Saturday, December 6, 2008

The Killing Fields


Make no mistake, I've taken very few men home to meet the parents. Mostly, because my dad usually makes them shoot guns, help him castrate a pig, or climb 20 feet up a tree to chainsaw a precarious branch. It's his twisted way of running them through their paces. They always fail.

Every one of them found the Ranch quaint, rustic, even nostalgic in a Wild West kind of way. But all were quick to wipe the chicken shit from their Corinthian leather shoes and return to the city. Except the Ranger. He loves the Ranch. Frankly, more than I do. For me, it's a bit...well...embarrassing. The rusty bathtub used as watering trough, swimming pool pump used as flower pot (we've never had a pool), toilet seats hanging on the side of the barn, various pick-up trucks half-buried and in various states of disrepair, stacks of oil pipeline (?), old lunch boxes (Fat Albert, Wonder Woman, Blondie) filled with used nails, screws, and bolts. Let's not forget the discarded fragments of broken mirrors that outline the garage, storage shed, and garden hut (the peacocks like to look at themselves in the mirror), or the piles of scrap metal used to create a fence line (cheaper than barbed wire). With a peck on the cheek, I turned to the Ranger and declared, "Someday, honey, this will all be yours. After I croak." To which he said, "Cool."

But I digress. You see, people, I think you should know...because of this Ranch, I'm not the least bit sentimental about my food. I know there's killing involved and as long as it's done humanely and not in a factory, I'm down with that. Do I ENJOY tossing live crab in boiling water. Well, of course not. But that's the price of crab cakes. So I think it's my duty to man up. Slip on my big girl panties.

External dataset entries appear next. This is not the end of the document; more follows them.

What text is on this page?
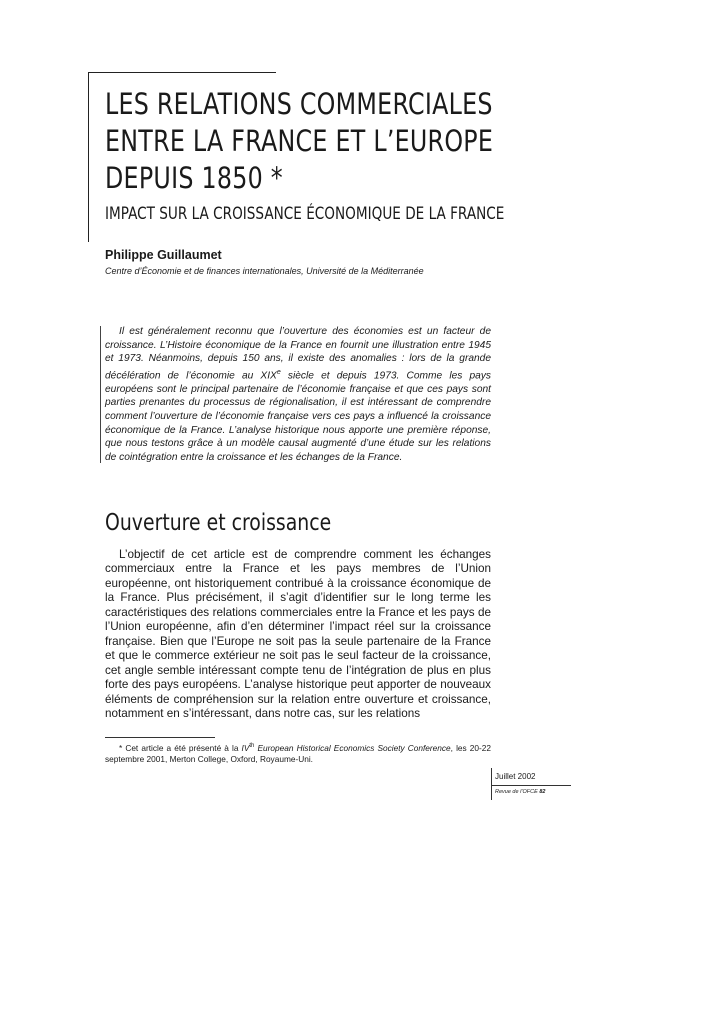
LES RELATIONS COMMERCIALES
ENTRE LA FRANCE ET L’EUROPE
DEPUIS 1850 *
IMPACT SUR LA CROISSANCE ÉCONOMIQUE DE LA FRANCE
Philippe Guillaumet
Centre d’Économie et de finances internationales, Université de la Méditerranée
Il est généralement reconnu que l’ouverture des économies est un facteur de croissance. L’Histoire économique de la France en fournit une illustration entre 1945 et 1973. Néanmoins, depuis 150 ans, il existe des anomalies : lors de la grande décélération de l’économie au XIXe siècle et depuis 1973. Comme les pays européens sont le principal partenaire de l’économie française et que ces pays sont parties prenantes du processus de régionalisation, il est intéressant de comprendre comment l’ouverture de l’économie française vers ces pays a influencé la croissance économique de la France. L’analyse historique nous apporte une première réponse, que nous testons grâce à un modèle causal augmenté d’une étude sur les relations de cointégration entre la croissance et les échanges de la France.
Ouverture et croissance
L’objectif de cet article est de comprendre comment les échanges commerciaux entre la France et les pays membres de l’Union européenne, ont historiquement contribué à la croissance économique de la France. Plus précisément, il s’agit d’identifier sur le long terme les caractéristiques des relations commerciales entre la France et les pays de l’Union européenne, afin d’en déterminer l’impact réel sur la croissance française. Bien que l’Europe ne soit pas la seule partenaire de la France et que le commerce extérieur ne soit pas le seul facteur de la croissance, cet angle semble intéressant compte tenu de l’intégration de plus en plus forte des pays européens. L’analyse historique peut apporter de nouveaux éléments de compréhension sur la relation entre ouverture et croissance, notamment en s’intéressant, dans notre cas, sur les relations
* Cet article a été présenté à la IVth European Historical Economics Society Conference, les 20-22 septembre 2001, Merton College, Oxford, Royaume-Uni.
Juillet 2002
Revue de l’OFCE 82
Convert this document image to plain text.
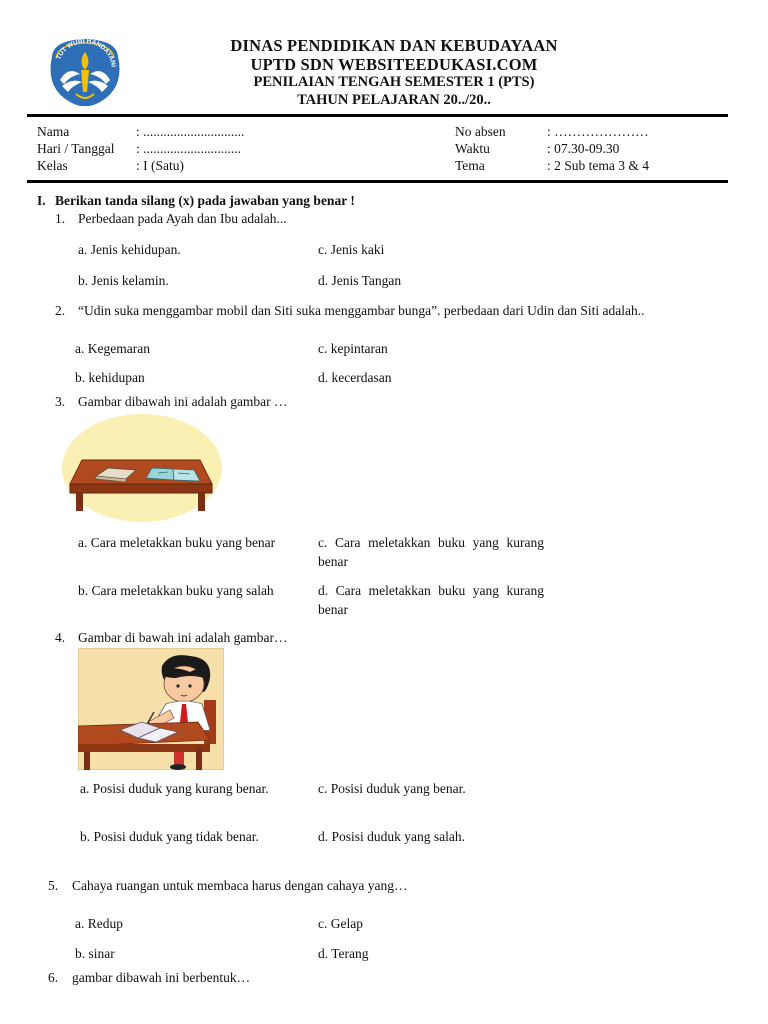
TUT WURI HANDAYANI
DINAS PENDIDIKAN DAN KEBUDAYAAN
UPTD SDN WEBSITEEDUKASI.COM
PENILAIAN TENGAH SEMESTER 1 (PTS)
TAHUN PELAJARAN 20../20..
Nama	: ..............................
Hari / Tanggal : .............................
Kelas	: I (Satu)
No absen	: …………………
Waktu	: 07.30-09.30
Tema	: 2 Sub tema 3 & 4
I. Berikan tanda silang (x) pada jawaban yang benar !
1. Perbedaan pada Ayah dan Ibu adalah...
a. Jenis kehidupan.
b. Jenis kelamin.
c. Jenis kaki
d. Jenis Tangan
2. “Udin suka menggambar mobil dan Siti suka menggambar bunga”. perbedaan dari Udin dan Siti adalah..
a. Kegemaran
b. kehidupan
c. kepintaran
d. kecerdasan
3. Gambar dibawah ini adalah gambar …
a. Cara meletakkan buku yang benar
b. Cara meletakkan buku yang salah
c. Cara meletakkan buku yang kurang benar
d. Cara meletakkan buku yang kurang benar
4. Gambar di bawah ini adalah gambar…
a. Posisi duduk yang kurang benar.
b. Posisi duduk yang tidak benar.
c. Posisi duduk yang benar.
d. Posisi duduk yang salah.
5. Cahaya ruangan untuk membaca harus dengan cahaya yang…
a. Redup
b. sinar
c. Gelap
d. Terang
6. gambar dibawah ini berbentuk…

Growing up around livestock, we spent the early days of spring throat slitting, head snapping, bleeding, skinning, plucking, butchering and wrapping. I never named a cow Bessie, nuzzled a baby chick or imagined that sheep pondered the larger questions. The animals we raised were free range, well fed, antibiotic free and received first rate medical care long before these ideas were popular.

Even now, when I return to help out my dad, unlike the Ranger, I'm not charmed by sheep and their peaceful faces, chippy little tails or the way they all turn their heads in unison. Nope. What I see is more pedestrian: lamb shanks, chops, car seat covers. "Leg of lamb, take away the sins of the world, have mercy on us."

And to think I was once a vegetarian.

Americans are, for the most part, squeamish about their animal proteins. If it looks like what it once once, we're uncomfortable, even disturbed. Thus fish fillets, boneless chicken breasts and pork loin strips. We've gotten farther and farther from the killing, only honoring the eating, the fussy preparation. And somehow that feels wrong. As if erasing the face, legs, wings or tail absolves us of our duty to eat consciously, mindfully. To acknowledge, with a certain reverence, that someone (not something) died for my filet mignon. So The Chef and I are hatching a plan: to chronicle the life and death and damn good eating of Geraldine, the pig. Stay tuned.

I am, however, sentimental about sheep dogs. My dad's new pup is Chester, a Great Pyrenees. And already the Ranger and I are gathering our resources for some serious dognapping.


Now my dad has always been good to his sheep dogs, but make no mistake...they aren't pets or family members. They're employees. They have a job to do. So when he busted us giving Chester a rubbing, he scowled. "You're making him soft. You think when a stranger shows up or a coyote, he'll be able to defend himself or the flock if he rolls onto his back for a good scratch?"



Okay. He has a point. I'd hate to lose a freezer full of lamb chops to feral dogs. But what's a little lovin' between friends?

1 comment:

Anonymous said...

Just don't label the packages in the freezer, "Geraldine's shoulder", "Geraldine's chop", etc. And don't forget to create a small altar to her and all the others.